DESESPERO
Aquela noite, o acto de desespero de uma mulher esquecida e a frieza do homem teriam consequências.
Não foram atitudes de revolta, gritos de dor, lágrimas e choro. Foi mais profundo, insidioso como um vírus que lentamente iria corromper uma relação à beira do abismo.
Passaram dias, meses e a alegria com que tinham combatido a adversidade foi desaparecendo.
A rotina de todos os dias não fora afectada, Artur levava os filhos à escola, depois o trabalho e o regresso. Mas começou a justificar a necessidade de regressar ao escritório, tinha trabalho atrasado.
Vivia a correr, sem pensar, mas as horas que passava no gabinete eram mais um escape, uma fuga. O trabalho era um pretexto.
Agora perdera o hábito de falar com Maria de Graça, não tinha tempo, fazia um aceno apressado e partia.
Quando regressava era madrugada, a mulher dormia ou fingia dormir. Artur deitava-se mas pouco dormia.
Na sua mente habitava a vergonha, a cobardia.
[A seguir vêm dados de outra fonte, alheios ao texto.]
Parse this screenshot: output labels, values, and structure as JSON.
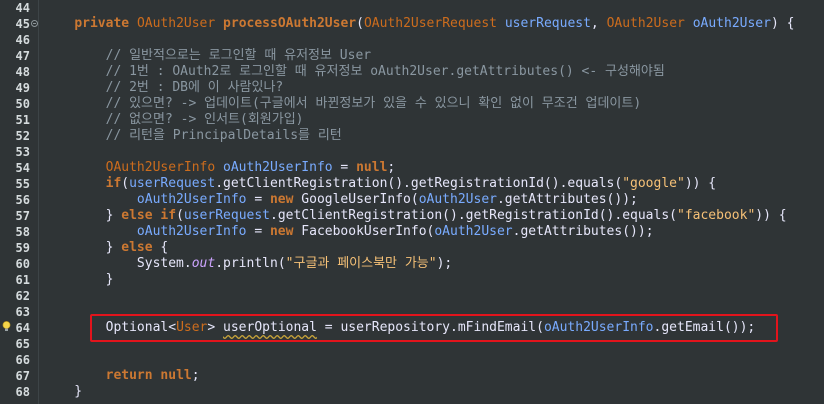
{
  "editor": {
    "lines": [
      {
        "num": "44",
        "tokens": []
      },
      {
        "num": "45",
        "tokens": [
          {
            "t": "    ",
            "c": "pl"
          },
          {
            "t": "private",
            "c": "kw"
          },
          {
            "t": " ",
            "c": "pl"
          },
          {
            "t": "OAuth2User",
            "c": "kw2"
          },
          {
            "t": " ",
            "c": "pl"
          },
          {
            "t": "processOAuth2User",
            "c": "kw"
          },
          {
            "t": "(",
            "c": "pl"
          },
          {
            "t": "OAuth2UserRequest",
            "c": "kw2"
          },
          {
            "t": " ",
            "c": "pl"
          },
          {
            "t": "userRequest",
            "c": "var"
          },
          {
            "t": ", ",
            "c": "pl"
          },
          {
            "t": "OAuth2User",
            "c": "kw2"
          },
          {
            "t": " ",
            "c": "pl"
          },
          {
            "t": "oAuth2User",
            "c": "var"
          },
          {
            "t": ") {",
            "c": "pl"
          }
        ]
      },
      {
        "num": "46",
        "tokens": []
      },
      {
        "num": "47",
        "tokens": [
          {
            "t": "        // 일반적으로는 로그인할 때 유저정보 User",
            "c": "cm"
          }
        ]
      },
      {
        "num": "48",
        "tokens": [
          {
            "t": "        // 1번 : OAuth2로 로그인할 때 유저정보 oAuth2User.getAttributes() <- 구성해야됨",
            "c": "cm"
          }
        ]
      },
      {
        "num": "49",
        "tokens": [
          {
            "t": "        // 2번 : DB에 이 사람있나?",
            "c": "cm"
          }
        ]
      },
      {
        "num": "50",
        "tokens": [
          {
            "t": "        // 있으면? -> 업데이트(구글에서 바뀐정보가 있을 수 있으니 확인 없이 무조건 업데이트)",
            "c": "cm"
          }
        ]
      },
      {
        "num": "51",
        "tokens": [
          {
            "t": "        // 없으면? -> 인서트(회원가입)",
            "c": "cm"
          }
        ]
      },
      {
        "num": "52",
        "tokens": [
          {
            "t": "        // 리턴을 PrincipalDetails를 리턴",
            "c": "cm"
          }
        ]
      },
      {
        "num": "53",
        "tokens": []
      },
      {
        "num": "54",
        "tokens": [
          {
            "t": "        ",
            "c": "pl"
          },
          {
            "t": "OAuth2UserInfo",
            "c": "kw2"
          },
          {
            "t": " ",
            "c": "pl"
          },
          {
            "t": "oAuth2UserInfo",
            "c": "var"
          },
          {
            "t": " = ",
            "c": "pl"
          },
          {
            "t": "null",
            "c": "kw"
          },
          {
            "t": ";",
            "c": "pl"
          }
        ]
      },
      {
        "num": "55",
        "tokens": [
          {
            "t": "        ",
            "c": "pl"
          },
          {
            "t": "if",
            "c": "kw"
          },
          {
            "t": "(",
            "c": "pl"
          },
          {
            "t": "userRequest",
            "c": "var"
          },
          {
            "t": ".getClientRegistration().getRegistrationId().equals(",
            "c": "pl"
          },
          {
            "t": "\"google\"",
            "c": "str"
          },
          {
            "t": ")) {",
            "c": "pl"
          }
        ]
      },
      {
        "num": "56",
        "tokens": [
          {
            "t": "            ",
            "c": "pl"
          },
          {
            "t": "oAuth2UserInfo",
            "c": "var"
          },
          {
            "t": " = ",
            "c": "pl"
          },
          {
            "t": "new",
            "c": "kw"
          },
          {
            "t": " GoogleUserInfo(",
            "c": "pl"
          },
          {
            "t": "oAuth2User",
            "c": "var"
          },
          {
            "t": ".getAttributes());",
            "c": "pl"
          }
        ]
      },
      {
        "num": "57",
        "tokens": [
          {
            "t": "        } ",
            "c": "pl"
          },
          {
            "t": "else",
            "c": "kw"
          },
          {
            "t": " ",
            "c": "pl"
          },
          {
            "t": "if",
            "c": "kw"
          },
          {
            "t": "(",
            "c": "pl"
          },
          {
            "t": "userRequest",
            "c": "var"
          },
          {
            "t": ".getClientRegistration().getRegistrationId().equals(",
            "c": "pl"
          },
          {
            "t": "\"facebook\"",
            "c": "str"
          },
          {
            "t": ")) {",
            "c": "pl"
          }
        ]
      },
      {
        "num": "58",
        "tokens": [
          {
            "t": "            ",
            "c": "pl"
          },
          {
            "t": "oAuth2UserInfo",
            "c": "var"
          },
          {
            "t": " = ",
            "c": "pl"
          },
          {
            "t": "new",
            "c": "kw"
          },
          {
            "t": " FacebookUserInfo(",
            "c": "pl"
          },
          {
            "t": "oAuth2User",
            "c": "var"
          },
          {
            "t": ".getAttributes());",
            "c": "pl"
          }
        ]
      },
      {
        "num": "59",
        "tokens": [
          {
            "t": "        } ",
            "c": "pl"
          },
          {
            "t": "else",
            "c": "kw"
          },
          {
            "t": " {",
            "c": "pl"
          }
        ]
      },
      {
        "num": "60",
        "tokens": [
          {
            "t": "            System.",
            "c": "pl"
          },
          {
            "t": "out",
            "c": "st"
          },
          {
            "t": ".println(",
            "c": "pl"
          },
          {
            "t": "\"구글과 페이스북만 가능\"",
            "c": "str"
          },
          {
            "t": ");",
            "c": "pl"
          }
        ]
      },
      {
        "num": "61",
        "tokens": [
          {
            "t": "        }",
            "c": "pl"
          }
        ]
      },
      {
        "num": "62",
        "tokens": []
      },
      {
        "num": "63",
        "tokens": []
      },
      {
        "num": "64",
        "tokens": [
          {
            "t": "        Optional<",
            "c": "pl"
          },
          {
            "t": "User",
            "c": "kw2"
          },
          {
            "t": "> ",
            "c": "pl"
          },
          {
            "t": "userOptional",
            "c": "pl",
            "squiggle": true
          },
          {
            "t": " = ",
            "c": "pl"
          },
          {
            "t": "userRepository",
            "c": "pl"
          },
          {
            "t": ".mFindEmail(",
            "c": "pl"
          },
          {
            "t": "oAuth2UserInfo",
            "c": "var"
          },
          {
            "t": ".getEmail());",
            "c": "pl"
          }
        ]
      },
      {
        "num": "65",
        "tokens": []
      },
      {
        "num": "66",
        "tokens": []
      },
      {
        "num": "67",
        "tokens": [
          {
            "t": "        ",
            "c": "pl"
          },
          {
            "t": "return",
            "c": "kw"
          },
          {
            "t": " ",
            "c": "pl"
          },
          {
            "t": "null",
            "c": "kw"
          },
          {
            "t": ";",
            "c": "pl"
          }
        ]
      },
      {
        "num": "68",
        "tokens": [
          {
            "t": "    }",
            "c": "pl"
          }
        ]
      }
    ],
    "fold_line": "45",
    "warning_line": "64",
    "highlight_line": "64",
    "colors": {
      "background": "#2f3436",
      "keyword": "#cc7832",
      "variable": "#79abff",
      "comment": "#8a97a1",
      "string": "#f6c177",
      "highlight_border": "#e2141c"
    }
  }
}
Estava no escritório, numa reunião de trabalho preparando os dados para a reunião com a Administração. Pela primeira vez estava atrasado e os resultados não eram aceitáveis.
Procurava razões para a quebra, mas elas eram simples de encontrar, Artur perdera o vigor, a ousadia, a capacidade de liderança e a Divisão pela qual respondia passou a trabalhar em roda livre.
A reunião correu mal como era de esperar. E foi avisado. Na próxima revisão, a realizar no final do mês de Setembro ou os resultados davam sinais evidentes de melhoria ou ele seria afastado das suas funções.
Tivesse esta reunião acontecido dois ou três anos atrás e ele sentiria a censura como um desafio. E sabia, sempre soube, que podia fazer melhor.
Mas agora não tinha energia, nem vontade nem orgulho. Ser despromovido seria quase um alívio. Estava no limite das forças.
Até que um fim de semana, a cunhada, aproveitando um momento em que Artur se isolara no sofá do escritório resolveu intervir, utilizando palavras duras e cortantes:
- Artur, ao fim de tantos anos em que nos conhecemos, chegou o momento de dizer coisas que não vais gostar de ouvir.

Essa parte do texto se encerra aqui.